Je fis le chemin mas l’Elevated. A plusieurs reprises déjà, depuis notre première entrevue, j’avais tenté l’expérience de passer devant ses fenêtres, espérant le surprendre en quelque posture significative mais, du compartiment, s’il eût suffi de se pencher à peine pour frapper à sa vitre, on ne distinguait rien qui permit de soupçonner sa présence.
Il me reçut avec l’impassibilité que j’avais observée précédemment. Il n’était ni réticent, ni chaleureux. C’est armé d’une bonne grâce un peu lointaine qu’il se présentait à ce tête-à-tête dont, visiblement, il n’attendait mais aussi ne redoutait rien. Vêtu non sans recherche, il me guida courtoisement à travers un remarquable désordre de machines, d’établis, de poutres, d’horloges, de coffres-forts, jusqu’au lit qui n’était pas occupé.

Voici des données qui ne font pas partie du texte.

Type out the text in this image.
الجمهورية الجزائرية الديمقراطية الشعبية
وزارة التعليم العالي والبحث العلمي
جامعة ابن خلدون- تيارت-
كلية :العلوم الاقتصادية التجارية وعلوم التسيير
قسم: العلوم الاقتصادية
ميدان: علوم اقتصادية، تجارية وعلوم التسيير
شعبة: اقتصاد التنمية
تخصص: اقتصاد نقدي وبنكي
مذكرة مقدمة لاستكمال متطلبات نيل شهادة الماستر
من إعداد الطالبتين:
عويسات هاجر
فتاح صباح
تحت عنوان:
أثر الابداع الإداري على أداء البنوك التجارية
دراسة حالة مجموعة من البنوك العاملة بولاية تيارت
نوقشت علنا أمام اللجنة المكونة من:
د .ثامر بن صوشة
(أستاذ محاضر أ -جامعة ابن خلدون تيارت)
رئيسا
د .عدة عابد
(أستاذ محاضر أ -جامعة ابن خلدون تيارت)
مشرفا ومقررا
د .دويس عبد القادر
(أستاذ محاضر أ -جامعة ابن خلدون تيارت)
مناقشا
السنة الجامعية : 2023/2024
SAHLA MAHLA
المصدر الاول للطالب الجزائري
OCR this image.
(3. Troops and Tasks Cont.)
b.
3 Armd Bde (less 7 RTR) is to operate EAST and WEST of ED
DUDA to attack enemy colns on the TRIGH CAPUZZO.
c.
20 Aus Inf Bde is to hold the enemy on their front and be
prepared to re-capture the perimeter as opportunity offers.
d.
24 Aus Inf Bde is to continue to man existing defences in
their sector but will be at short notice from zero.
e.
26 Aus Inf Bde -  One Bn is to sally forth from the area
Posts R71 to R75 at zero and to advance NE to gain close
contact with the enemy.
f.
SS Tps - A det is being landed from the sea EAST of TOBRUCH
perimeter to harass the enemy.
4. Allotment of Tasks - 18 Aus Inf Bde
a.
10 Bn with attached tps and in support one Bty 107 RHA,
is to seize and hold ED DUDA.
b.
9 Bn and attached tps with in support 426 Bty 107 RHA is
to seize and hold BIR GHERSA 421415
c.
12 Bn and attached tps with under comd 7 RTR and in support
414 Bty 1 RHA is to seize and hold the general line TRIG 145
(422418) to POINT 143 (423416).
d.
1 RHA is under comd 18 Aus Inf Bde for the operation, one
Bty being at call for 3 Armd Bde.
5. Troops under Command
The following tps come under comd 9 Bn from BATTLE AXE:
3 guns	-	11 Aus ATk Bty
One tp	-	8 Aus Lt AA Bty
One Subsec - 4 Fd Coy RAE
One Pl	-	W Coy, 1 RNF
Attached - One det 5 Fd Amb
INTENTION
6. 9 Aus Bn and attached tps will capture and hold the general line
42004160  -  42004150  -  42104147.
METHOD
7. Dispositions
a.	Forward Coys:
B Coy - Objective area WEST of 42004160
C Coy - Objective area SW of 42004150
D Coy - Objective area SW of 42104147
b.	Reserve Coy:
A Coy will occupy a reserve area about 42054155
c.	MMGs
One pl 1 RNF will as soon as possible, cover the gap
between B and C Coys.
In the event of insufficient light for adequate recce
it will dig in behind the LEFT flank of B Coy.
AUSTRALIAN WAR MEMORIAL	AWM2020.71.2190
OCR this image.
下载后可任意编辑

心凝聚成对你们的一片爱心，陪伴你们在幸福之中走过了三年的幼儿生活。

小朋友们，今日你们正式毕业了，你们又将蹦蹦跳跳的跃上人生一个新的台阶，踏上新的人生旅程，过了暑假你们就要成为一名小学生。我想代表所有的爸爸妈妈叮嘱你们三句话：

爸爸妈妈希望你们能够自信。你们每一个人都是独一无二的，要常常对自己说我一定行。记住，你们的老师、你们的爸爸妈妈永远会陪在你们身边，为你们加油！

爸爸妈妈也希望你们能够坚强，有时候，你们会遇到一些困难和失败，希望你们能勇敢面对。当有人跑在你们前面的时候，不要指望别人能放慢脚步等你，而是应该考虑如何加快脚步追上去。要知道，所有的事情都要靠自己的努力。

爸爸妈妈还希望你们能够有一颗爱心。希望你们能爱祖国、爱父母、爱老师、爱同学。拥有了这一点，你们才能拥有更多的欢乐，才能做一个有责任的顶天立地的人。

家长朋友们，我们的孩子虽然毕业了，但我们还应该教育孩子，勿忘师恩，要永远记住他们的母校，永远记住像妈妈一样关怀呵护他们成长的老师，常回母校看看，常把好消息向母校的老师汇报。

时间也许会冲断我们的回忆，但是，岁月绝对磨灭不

“Vous avez beaucoup de matériel,” lui dis je pour amorcer la conversation. “Tout ce que vous voyez dans cette pièce, ou mieux dans ce magasin, y a été laissé par de précédents locataires,” répondit-il. “Vous n’y verrez donc pas grande chose qui m’appartienne, mais je préfère ces instruments de hasard. La diversité de leur nature m’interdit de me borner à un seul mode de réflexions et, dans ce laboratoire dont j’inventorie systématiquement et, bien entendu, à contresens les ressources, mon imagination s’expose moins à marquer le pas.”
“Mais le temps?” demandai-je.
“J’y venais puisque j’ai mis au point ma théorie grâce à la réunion toute providentielle devant moi de ces trois horloges dont une fonctionne avec exactitude, une autre irrégulièrement et la dernière pas du tout. De même, cette bascule m’a conduit à réviser mes vues sur le isotopes et je dois à cette essoreuse électrique des révélations inattendues sur la suspension pyrrhonienne.” Mais, rencontrant mon regard, il ajouta vivement: “Surtout ne me prenez pas pour une espèce de penseur. Je ne vise qu’à relier des notions éparses, je ramasse les miettes des grandes idées. Je hais les abstractions. Toutes ces machines, pour la plupart déficientes, me ramènent sans cesse aux détails, aux vérifications fragmentaires et m’astreignent à un bricolage mental d’une heureuse incohérence. Elles imposent à mon interrogation sa forme concrète tandis que leur caractère éminemment fictif me retient de céder, comme le font les physiciens et comme l’ont fait, malheureusement, tant d’alchimistes, au souci mortel du résultat. J’apprends ici à tirer inutilement parti du tout. Ainsi, le passage inéluctable de l’Elevated assume pour moi une fonction aussi fondamentale que le cycle des marées. Il exprime avec autant de perfection le piétinement humain mais, en outre, il a l’immense avantage de maintenir l’organisme dans un état d’exaspération latente. Le flux et le reflux ne nous incitent jamais qu’à nous résigner, alors que l’Elevated nous pousse directement à la révolte contre ce qu’on persiste à nous présenter comme notre condition.”
“Mais le temps?” insistai-je.
“Nous y sommes. Chacun de nous aspire à l’intensité d’une vie de chien, à ces journées bien remplies qui préludent traditionnellement à un repos bien gagné. Notre époque a beau jumeler en un culte dérisoire la liberté et le loisir, les êtres les plus satisfaits sont toujours les plus affairés, donc les plus asservis. Or il est clair qu’aucun progrès n’est à notre portée si nous ne surmontons d’abord la compulsion de l’activité utile. C’est cependant elle, et elle seule, qui continue à régir notre concept du temps. Tenez, fit-il en saisissant un bâton pour désigner les horloges, chacun de ces cadrans figure le temps sous un de ses trois aspects. Pour la quasi totalité des hommes, il n’en existe qu’un. Les individus dits évolués en pressentent peut-être deux, mais je suis un des rares à en définir explicitement le troisième, si bien que je puis, sans trop d’imposture, m’en présumer l’inventeur. Mon but, d’ailleurs, est moins de le formuler théoriquement que de lui donner une consistance. J’ai l’ambition d’en faire une véritable denrée, un simple objet de consommation et d’échange, au même titre que ces remèdes dont les chimistes sont seuls à connaître la composition, mais qui se vendent à tous les comptoirs. C’est pourquoi je me flatte d’être un commerçant et non un philosophe.”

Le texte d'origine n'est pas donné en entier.